Recent studies emerging from Japan, England, and the U.S. support the fact that chocolate is effective at fighting cavities, plaque, and tooth decay in the mouth.
Dark chocolate doesn’t deserve its bad rap as a cavity-causing treat. It may actually help prevent cavities! And here’s where the gauntlet gets thrown down. Compounds in chocolate may be more effective at fighting decay than fluoride. Researchers are predicting that one day, the compound found in chocolate called CBH will be used in mouthwashes and toothpaste.
Tooth decay occurs when bacteria in the mouth turn sugar into acids, which eat away at the tooth’s surface and cause cavities. Compounds in the cocoa bean husk have an anti-bacterial effect and also fight against plaque. This makes chocolate less harmful than many other sweet foods your dentist might warn you against because the antibacterial agents in cocoa beans offset its high sugar levels.\
The Compound CBH
The compound CBH, a white crystalline powder whose chemical makeup is similar to caffeine, helps harden tooth enamel, making users less susceptible to tooth decay. This specific compound has been proven effective in the animal model, but it will take another two to four years before the product is approved for human use and available for sale (in the form of mouthwashes and toothpastes).
In the meantime, however, one can “administer” this compound via the ingestion of chocolate. Eating 3 to 4 ounces of chocolate a day is a great way to take advantage of this wonder compound and lower your chance of getting cavities. What an easy and fun recommendation a doctor can make; it’s been called the food of the gods, a supposed aphrodisiac, and the drink that Casanova favored.
Chocolate Contains Polyphenols
Polyphenols are a class of naturally occurring chemicals that can limit oral bacteria. They are also able to neutralize the microorganisms that cause bad breath and prevent bacteria from turning sugar and starches into acid. Polyphenols have great promise for their apparent anticancer and anti-inflammatory effects as well as their ability to reduce hypertension and stroke.

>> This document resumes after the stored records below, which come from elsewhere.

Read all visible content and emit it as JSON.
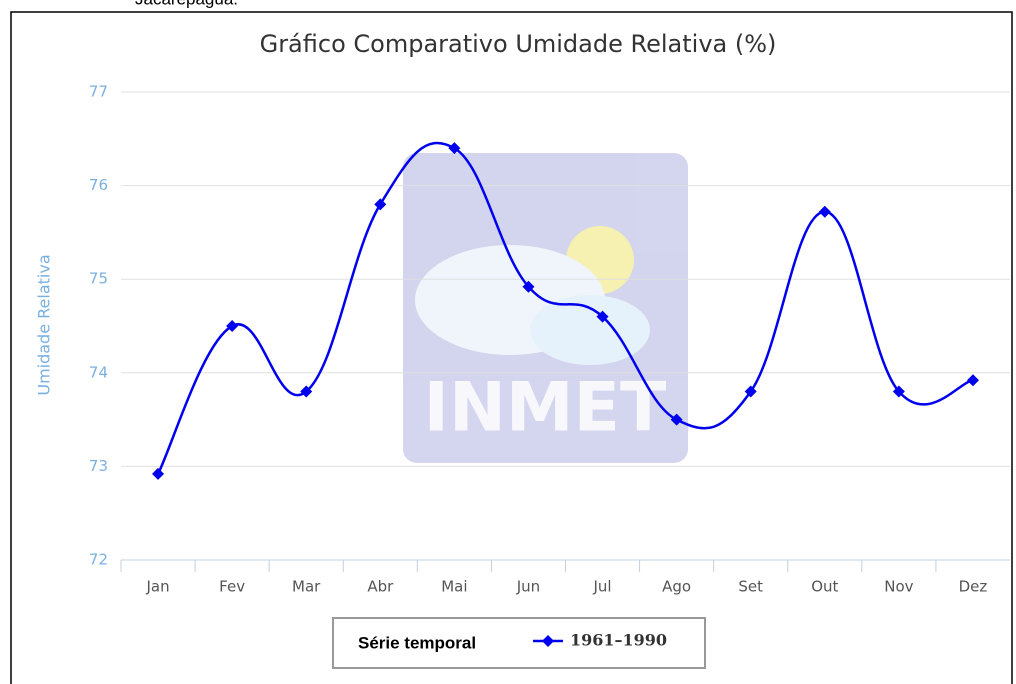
{
  "header_text": "Jacarepaguá.",
  "chart_data": {
    "type": "spline",
    "title": "Gráfico Comparativo Umidade Relativa (%)",
    "y_label": "Umidade Relativa",
    "watermark": "INMET",
    "legend_title": "Série temporal",
    "categories": [
      "Jan",
      "Fev",
      "Mar",
      "Abr",
      "Mai",
      "Jun",
      "Jul",
      "Ago",
      "Set",
      "Out",
      "Nov",
      "Dez"
    ],
    "series": [
      {
        "name": "1961–1990",
        "color": "#0000ee",
        "values": [
          72.92,
          74.5,
          73.8,
          75.8,
          76.4,
          74.92,
          74.6,
          73.5,
          73.8,
          75.72,
          73.8,
          73.92
        ]
      }
    ],
    "ylim": [
      72,
      77
    ],
    "yticks": [
      72,
      73,
      74,
      75,
      76,
      77
    ],
    "grid": true
  }
}
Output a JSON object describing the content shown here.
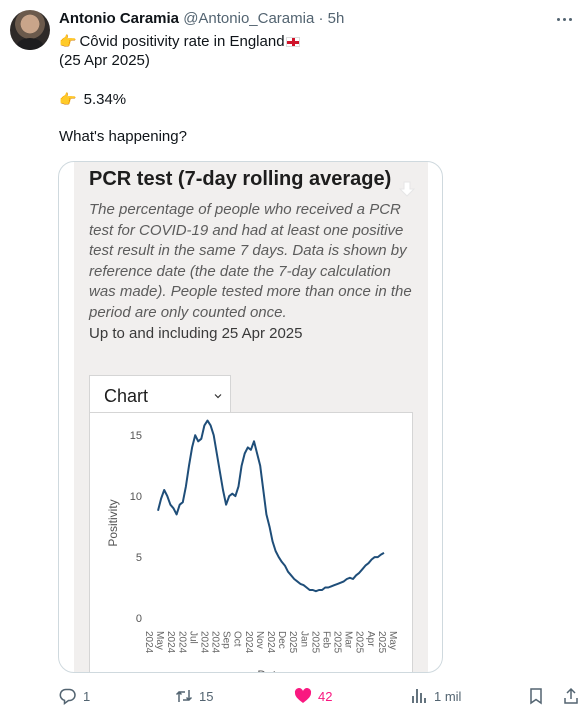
{
  "tweet": {
    "author_name": "Antonio Caramia",
    "handle": "@Antonio_Caramia",
    "separator": "·",
    "time": "5h",
    "line1": "Côvid positivity rate in England",
    "line2": "(25 Apr 2025)",
    "line3": "5.34%",
    "line4": "What's happening?"
  },
  "media": {
    "title": "PCR test (7-day rolling average)",
    "description": "The percentage of people who received a PCR test for COVID-19 and had at least one positive test result in the same 7 days. Data is shown by reference date (the date the 7-day calculation was made). People tested more than once in the period are only counted once.",
    "up_to": "Up to and including 25 Apr 2025",
    "select_label": "Chart"
  },
  "chart_data": {
    "type": "line",
    "ylabel": "Positivity",
    "xlabel": "Date",
    "ylim": [
      0,
      16
    ],
    "yticks": [
      0,
      5,
      10,
      15
    ],
    "grid": false,
    "line_color": "#1f4e79",
    "x_tick_labels": [
      "2024",
      "May",
      "2024",
      "2024",
      "Jul",
      "2024",
      "2024",
      "Sep",
      "Oct",
      "2024",
      "Nov",
      "2024",
      "Dec",
      "2025",
      "Jan",
      "2025",
      "Feb",
      "2025",
      "Mar",
      "2025",
      "Apr",
      "2025",
      "May"
    ],
    "series": [
      {
        "values": [
          8.8,
          9.8,
          10.5,
          10.0,
          9.3,
          9.0,
          8.5,
          9.3,
          9.5,
          10.8,
          12.5,
          14.0,
          15.0,
          14.5,
          14.7,
          15.8,
          16.2,
          15.8,
          15.0,
          13.5,
          12.0,
          10.5,
          9.3,
          10.0,
          10.2,
          10.0,
          10.8,
          12.5,
          13.5,
          14.0,
          13.8,
          14.5,
          13.5,
          12.5,
          10.5,
          8.5,
          7.5,
          6.3,
          5.5,
          5.0,
          4.6,
          4.3,
          3.8,
          3.5,
          3.2,
          3.0,
          2.8,
          2.7,
          2.5,
          2.3,
          2.3,
          2.2,
          2.3,
          2.3,
          2.5,
          2.5,
          2.6,
          2.7,
          2.8,
          2.9,
          3.0,
          3.2,
          3.3,
          3.2,
          3.5,
          3.7,
          4.0,
          4.3,
          4.5,
          4.8,
          5.0,
          5.0,
          5.2,
          5.34
        ]
      }
    ]
  },
  "actions": {
    "replies": "1",
    "reposts": "15",
    "likes": "42",
    "views": "1 mil"
  },
  "colors": {
    "like": "#f91880",
    "muted": "#536471",
    "line": "#1f4e79"
  }
}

Tannins are Abundant in Chocolate
Tannins are plant compounds that are found in many of the foods we eat. They’re also what give dark chocolate its slightly bitter taste and dark color. Tannins have been shown to help stop bacteria from sticking to teeth because their molecules bind to bacteria before plaque has time to form.
The Flavonoid Compound Epicatechin is Found in High Quantities in Chocolate
Flavonoids are a group of plant-based antioxidants that have been shown to slow tooth decay. A recent study by researchers at the University of California showed that a particular flavonoid called epicatechin displays a remarkable ability to reduce cholesterol, blood clots and clogged arteries.

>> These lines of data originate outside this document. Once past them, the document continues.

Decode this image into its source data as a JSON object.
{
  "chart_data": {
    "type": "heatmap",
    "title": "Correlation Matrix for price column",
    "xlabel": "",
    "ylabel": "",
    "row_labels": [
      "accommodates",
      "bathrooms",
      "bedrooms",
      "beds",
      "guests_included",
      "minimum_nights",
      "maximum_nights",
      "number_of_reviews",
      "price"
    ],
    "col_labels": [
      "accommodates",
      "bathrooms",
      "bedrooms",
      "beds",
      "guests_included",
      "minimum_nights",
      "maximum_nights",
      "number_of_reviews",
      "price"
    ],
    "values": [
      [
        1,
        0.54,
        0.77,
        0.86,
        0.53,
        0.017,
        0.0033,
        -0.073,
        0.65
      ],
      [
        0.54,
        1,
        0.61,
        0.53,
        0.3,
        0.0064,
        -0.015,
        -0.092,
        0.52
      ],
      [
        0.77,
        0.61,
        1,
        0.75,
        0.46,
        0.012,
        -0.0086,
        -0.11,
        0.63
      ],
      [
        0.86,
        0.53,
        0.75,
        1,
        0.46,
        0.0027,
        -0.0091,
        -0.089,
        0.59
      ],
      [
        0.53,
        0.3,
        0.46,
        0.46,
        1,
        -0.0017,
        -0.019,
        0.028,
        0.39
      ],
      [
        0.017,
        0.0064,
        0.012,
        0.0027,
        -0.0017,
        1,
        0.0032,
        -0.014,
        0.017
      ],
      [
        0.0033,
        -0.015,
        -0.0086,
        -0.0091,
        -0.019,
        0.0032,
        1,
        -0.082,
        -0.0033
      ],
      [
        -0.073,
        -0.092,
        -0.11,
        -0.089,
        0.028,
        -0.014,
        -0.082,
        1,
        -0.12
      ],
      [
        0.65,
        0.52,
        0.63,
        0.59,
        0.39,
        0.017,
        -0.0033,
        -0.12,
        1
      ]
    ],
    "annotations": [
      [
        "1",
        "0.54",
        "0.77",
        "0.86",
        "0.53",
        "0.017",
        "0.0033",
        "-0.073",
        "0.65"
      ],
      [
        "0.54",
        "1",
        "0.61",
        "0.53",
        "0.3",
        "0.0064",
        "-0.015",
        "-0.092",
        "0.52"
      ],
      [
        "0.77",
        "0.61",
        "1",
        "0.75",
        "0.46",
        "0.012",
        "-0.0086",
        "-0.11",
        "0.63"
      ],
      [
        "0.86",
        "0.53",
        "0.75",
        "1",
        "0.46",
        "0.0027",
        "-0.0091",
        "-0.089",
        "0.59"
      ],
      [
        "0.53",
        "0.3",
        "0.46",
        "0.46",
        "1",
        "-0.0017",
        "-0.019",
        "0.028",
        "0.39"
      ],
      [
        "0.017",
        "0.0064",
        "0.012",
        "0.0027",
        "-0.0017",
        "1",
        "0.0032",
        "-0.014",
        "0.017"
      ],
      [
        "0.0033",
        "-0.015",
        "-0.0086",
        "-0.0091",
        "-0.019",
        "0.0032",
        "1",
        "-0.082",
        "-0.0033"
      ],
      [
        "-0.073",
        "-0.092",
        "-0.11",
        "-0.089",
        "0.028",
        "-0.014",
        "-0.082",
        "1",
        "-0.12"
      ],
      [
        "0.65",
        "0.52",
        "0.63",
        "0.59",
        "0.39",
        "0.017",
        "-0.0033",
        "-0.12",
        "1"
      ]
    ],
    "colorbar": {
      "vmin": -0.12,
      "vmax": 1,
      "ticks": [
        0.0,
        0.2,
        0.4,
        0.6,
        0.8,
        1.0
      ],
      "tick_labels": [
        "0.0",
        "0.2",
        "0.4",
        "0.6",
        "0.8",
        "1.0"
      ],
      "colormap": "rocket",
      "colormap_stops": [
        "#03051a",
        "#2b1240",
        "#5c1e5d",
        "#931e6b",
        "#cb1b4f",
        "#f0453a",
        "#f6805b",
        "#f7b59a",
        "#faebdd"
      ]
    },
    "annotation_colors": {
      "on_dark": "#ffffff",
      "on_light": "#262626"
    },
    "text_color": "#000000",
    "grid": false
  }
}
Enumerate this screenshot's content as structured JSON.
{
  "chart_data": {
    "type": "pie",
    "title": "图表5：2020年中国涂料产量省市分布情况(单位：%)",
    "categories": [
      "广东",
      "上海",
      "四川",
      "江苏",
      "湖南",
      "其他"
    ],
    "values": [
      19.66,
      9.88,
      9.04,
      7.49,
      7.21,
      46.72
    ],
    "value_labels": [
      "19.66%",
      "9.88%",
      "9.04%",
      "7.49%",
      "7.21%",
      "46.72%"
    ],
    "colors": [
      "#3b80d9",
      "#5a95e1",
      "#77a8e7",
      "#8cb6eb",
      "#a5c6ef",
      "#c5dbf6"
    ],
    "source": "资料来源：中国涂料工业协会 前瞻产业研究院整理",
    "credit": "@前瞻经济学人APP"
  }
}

Cocoa not Snickers- Best Chocolate for Your Teeth
For the best therapeutic effect (yes, we’re still talking about chocolate), it’s best to chew on cacao nibs. Most will find this option unpalatable.

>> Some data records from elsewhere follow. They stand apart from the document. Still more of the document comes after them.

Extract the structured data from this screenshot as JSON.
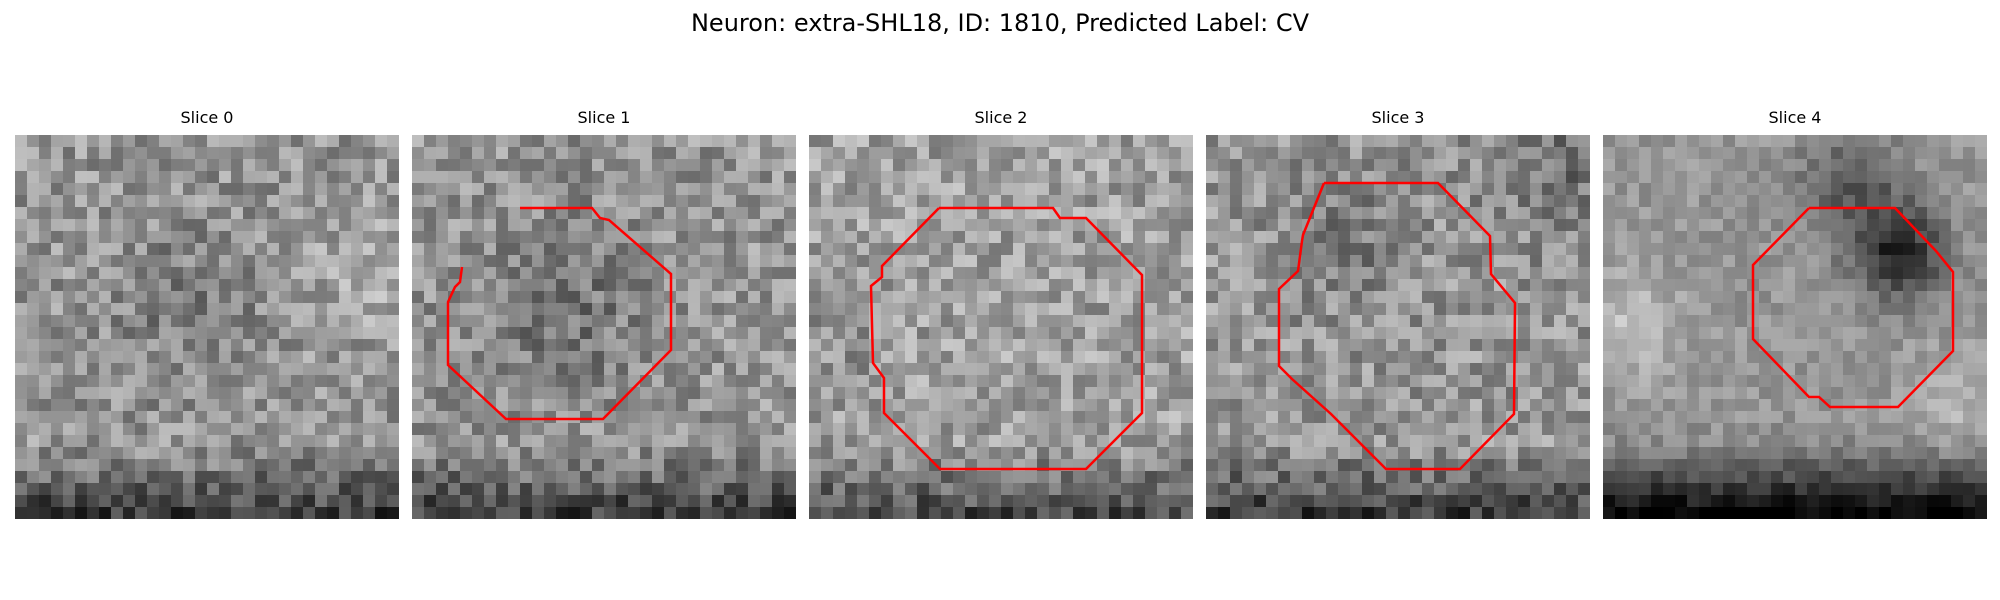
{
  "figure": {
    "title": "Neuron: extra-SHL18, ID: 1810, Predicted Label: CV",
    "outline_color": "#ff0000",
    "colormap": "gray",
    "grid_size": 32,
    "slices": [
      {
        "title": "Slice 0",
        "has_outline": false
      },
      {
        "title": "Slice 1",
        "has_outline": true
      },
      {
        "title": "Slice 2",
        "has_outline": true
      },
      {
        "title": "Slice 3",
        "has_outline": true
      },
      {
        "title": "Slice 4",
        "has_outline": true
      }
    ]
  }
}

The second-best choice, is dark chocolate with less than 6-8 grams of sugar per serving – organic if possible. Be aware that chocolate is a calorie-rich food, so modify your calorie intake accordingly. Raw chocolate is even a better choice, as it is less processed, and more of the antioxidants are left intact.
Do all of this for your teeth, but enjoy the other benefits of mood elevation and better blood flow as well!
Again, chocolate should be at least 70% cocoa for most of these benefits to your teeth and body. However, almost any food can be eaten in moderation, as long as you remember to keep brushing regularly.
With the recent findings, it’s now more true than ever, that chocolate is a superfood. Chocolate has over 300 chemical compounds in it, making it one of the most complex foods we know of, and it is predicted that many new compounds in chocolate beneficial to us will surface over time and cement its nutritional five-star rating.